С тех пор Маркес упрямо работал над романом, притом писал, как и начал, на приладочных листах. Его часто стали видеть в обнимку с рулоном газетной бумаги на улицах, в сквере, в университете, где он возобновил занятия, в бодегитах по вечерам.

Подогрела вдохновение и командировка в Барранкилью, где когда-то заработал первые в жизни песо и где теперь, по слухам и публикациям, буквально кипел литературный процесс: выходили альманахи, резкие критические статьи, устраивались «скандальные, вопиющие», как писали в газетах, литературные вечера.

В Барранкилью Габриель отправился с приятелем, тоже начинающим литератором Густаво Ибарра Мерлано. Там они познакомились с молодыми, но уже известными поэтами, прозаиками, художниками, журналистами, собиравшимися (как и в Картахене!) в баре «Пещера» и именовавшими себя Барранкильским обществом, а позже — mamadores de gallo, то есть «затейники, хохмачи». Маркес был польщён тем, что они слышали о нём. После литературной дискуссии, едва не закончившейся потасовкой, его взяли с собой в другой бар, третий, в легендарный публичный дом «У чёрной Эуфемии», в котором работали девицы со всех континентов. Знакомство с хохмачами, объединившимися вокруг газеты «Эль Эральдо», на самом деле тружениками, делателями, сочинившими по крайней мере по роману, а то и выпустившими книги, произвело на Маркеса впечатление. Вернувшись в Картахену, он уговорил Сабалу создать при редакции литобъединение.

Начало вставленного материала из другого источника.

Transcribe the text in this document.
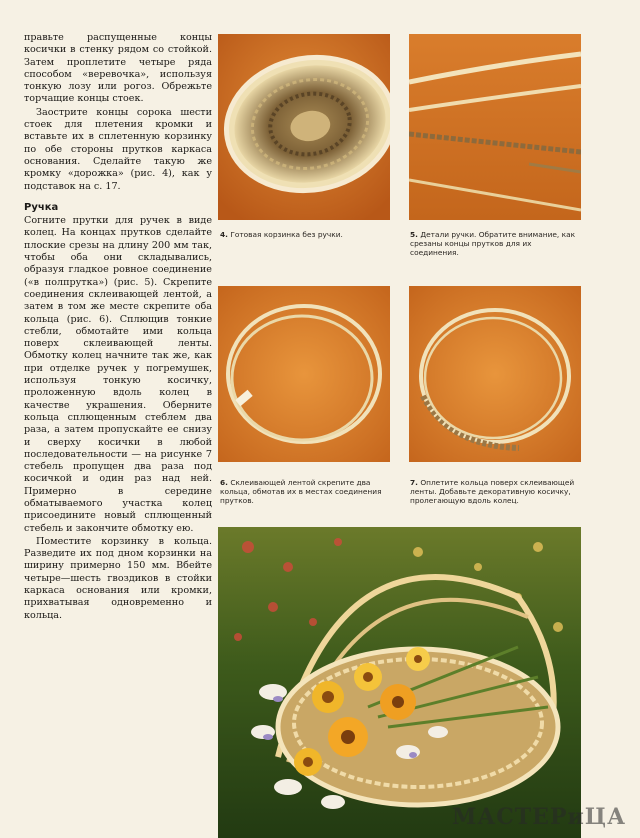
правьте распущенные концы косички в стенку рядом со стойкой. Затем проплетите четыре ряда способом «веревочка», используя тонкую лозу или рогоз. Обрежьте торчащие концы стоек.

Заострите концы сорока шести стоек для плетения кромки и вставьте их в сплетенную корзинку по обе стороны прутков каркаса основания. Сделайте такую же кромку «дорожка» (рис. 4), как у подставок на с. 17.

Ручка

Согните прутки для ручек в виде колец. На концах прутков сделайте плоские срезы на длину 200 мм так, чтобы оба они складывались, образуя гладкое ровное соединение («в полпрутка») (рис. 5). Скрепите соединения склеивающей лентой, а затем в том же месте скрепите оба кольца (рис. 6). Сплющив тонкие стебли, обмотайте ими кольца поверх склеивающей ленты. Обмотку колец начните так же, как при отделке ручек у погремушек, используя тонкую косичку, проложенную вдоль колец в качестве украшения. Оберните кольца сплющенным стеблем два раза, а затем пропускайте ее снизу и сверху косички в любой последовательности — на рисунке 7 стебель пропущен два раза под косичкой и один раз над ней. Примерно в середине обматываемого участка колец присоедините новый сплющенный стебель и закончите обмотку ею.

Поместите корзинку в кольца. Разведите их под дном корзинки на ширину примерно 150 мм. Вбейте четыре—шесть гвоздиков в стойки каркаса основания или кромки, прихватывая одновременно и кольца.

4. Готовая корзинка без ручки.	5. Детали ручки. Обратите внимание, как срезаны концы прутков для их соединения.
6. Склеивающей лентой скрепите два кольца, обмотав их в местах соединения прутков.
7. Оплетите кольца поверх склеивающей ленты. Добавьте декоративную косичку, пролегающую вдоль колец.
МАСТЕРиЦА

Сам Габриель в этом литобъединении каждую неделю читал новые главы из романа «Дом», который «разрастался угрожающими темпами и растекался по древу», как заметил Сабала. Маркес любил вслух читать свои произведения, чтобы сразу видеть эффект. Читал всем, кто соглашался слушать. Но самыми благодарными и эмоциональными его слушательницами по-прежнему были представительницы древнейшей профессии, чаще всего из дома всеми уважаемой в городе мадам Матильды Ареналес «Койки напрокат». Зачитавшись, упиваясь ненаигранным смехом, слезами, аплодисментами, Габриель порой и забывал, зачем пришёл и ради чего вообще мужчины посещают подобные заведения. «У него хватало времени, чтобы писать статьи, рассказы и первый роман, — вспоминал в 1982 году, после вручения Маркесу Нобелевской премии, его друг Мендоса, — а также пить ром с дружками в шумных портовых тавернах до рассвета, пока контрабандисты с проститутками не отправлялись на своих баркасах к островам Аруба и Кюрасао. В этих людях было что-то от пиратов прошлых веков, и эта романтика влекла Габриеля, хотя сам он не стал бы драться на ножах из-за какой-нибудь красотки Маргариты».